Technical Writer University Of Michigan, United States
Background: It is well documented that research informed consent documents (ICDs) are unnecessarily complex and do not promote informed decisions. Many ICDs are extremely long and ask subjects to understand complex ideas, often during stressful moments.
Program
Description: The IRB at a major university undertook a comprehensive revision and restructuring of our standard informed consent template in preparation for the NIH Data Management and Sharing policy. In review of the template, it was noted that template language pertaining to storage, sharing, and future use of data and specimens were littered throughout areas of the document. These passages had been added in reaction to policy or practice changes, and their locations within the ICD had made sense at the time of their insertion. For example, the language addressing general future use and sharing language had been in response to the 2004 Havasupai Indian Trial. Genomic data sharing language had been developed to comply with NIH’s 2015 policy. For IRB reviewers, these piecemeal revisions resulted in a document that moved back and forth between information about the “main” study and information about future uses.
Program
Assessment: To address this, the IRB restructured the document to combine all storage, sharing, and future use of data and specimen language prompts within a single new section near the end of the template. A special introduction to the new section helps to explain to potential participants what these varied uses mean to their decision whether to participate in the study and the role of each use in research. In addition to assisting potential subjects, the clearer organization will help researchers to develop informed consent documents, by situating all possible future use types clearly in one section where they may choose to utilize those that apply to their research and omit those that do not. Lastly, the clear distinction between main study information and future uses will help potential participants which of their questions pertain to the “main” study and which to future uses, some of which are likely to be optional.
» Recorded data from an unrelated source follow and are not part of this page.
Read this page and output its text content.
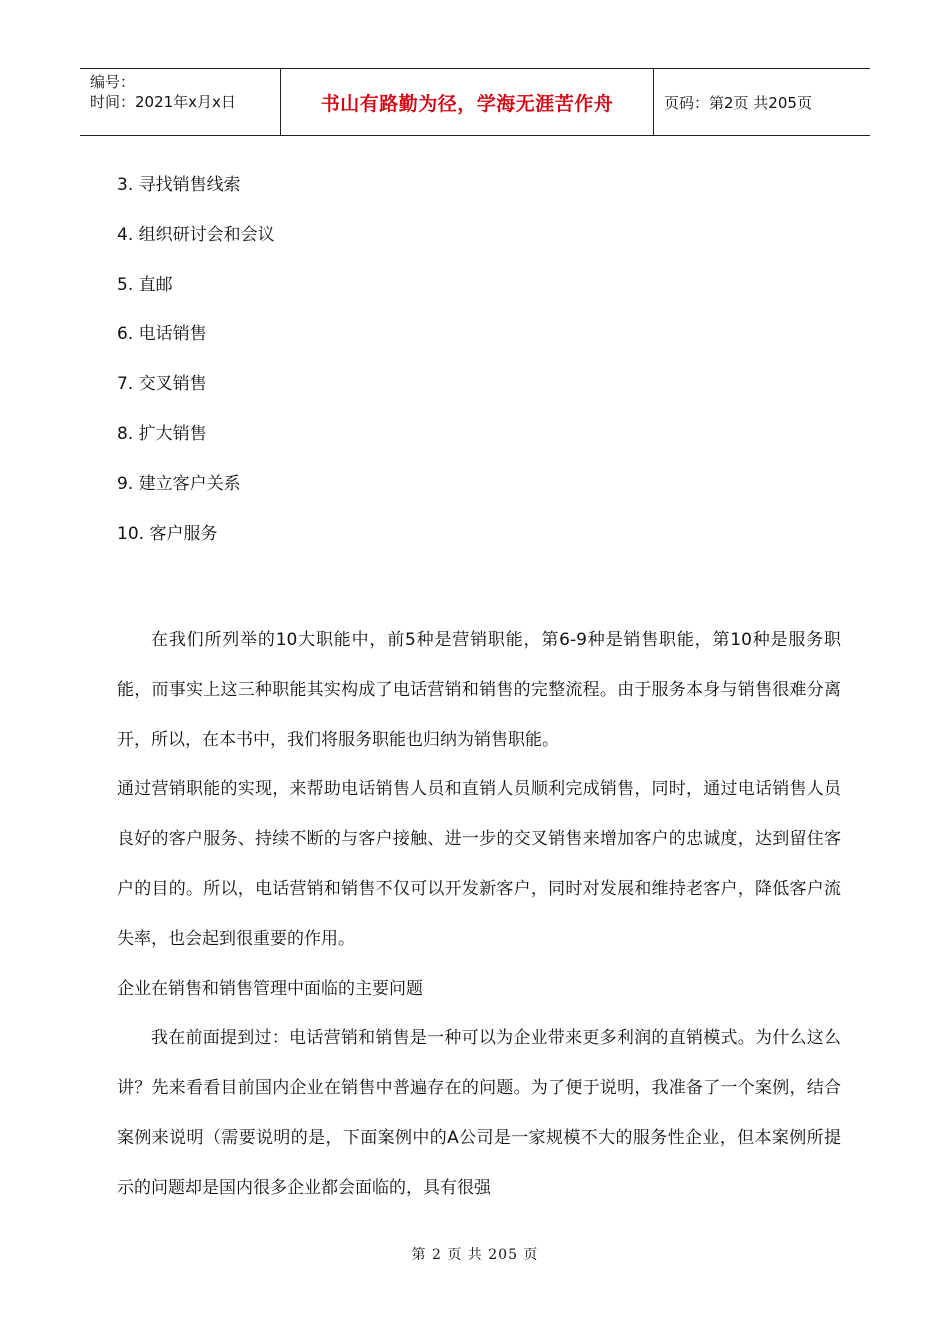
编号：
时间：2021年x月x日	书山有路勤为径，学海无涯苦作舟	页码：第2页 共205页
3. 寻找销售线索
4. 组织研讨会和会议
5. 直邮
6. 电话销售
7. 交叉销售
8. 扩大销售
9. 建立客户关系
10. 客户服务

在我们所列举的10大职能中，前5种是营销职能，第6-9种是销售职能，第10种是服务职能，而事实上这三种职能其实构成了电话营销和销售的完整流程。由于服务本身与销售很难分离开，所以，在本书中，我们将服务职能也归纳为销售职能。

通过营销职能的实现，来帮助电话销售人员和直销人员顺利完成销售，同时，通过电话销售人员良好的客户服务、持续不断的与客户接触、进一步的交叉销售来增加客户的忠诚度，达到留住客户的目的。所以，电话营销和销售不仅可以开发新客户，同时对发展和维持老客户，降低客户流失率，也会起到很重要的作用。

企业在销售和销售管理中面临的主要问题

我在前面提到过：电话营销和销售是一种可以为企业带来更多利润的直销模式。为什么这么讲？先来看看目前国内企业在销售中普遍存在的问题。为了便于说明，我准备了一个案例，结合案例来说明（需要说明的是，下面案例中的A公司是一家规模不大的服务性企业，但本案例所提示的问题却是国内很多企业都会面临的，具有很强

第 2 页 共 205 页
Limitations: This reorganization does not address complex wording, nor does it reduce the length of the template or the ICDs based on it. Many considerable barriers to true informed decision making by potential participants remain. But this restructuring represents a contribution to the ongoing effort to combat those barriers.
Discussion: The IRB intends to continue to seek and implement improvements to their consent templates. Approaches may include striving to improve the readability and understandability of template language by organizing workshops with participant focus groups or developing visual aids—such as pictographs, which research has shown to improve document comprehension significantly—to supplement future use language.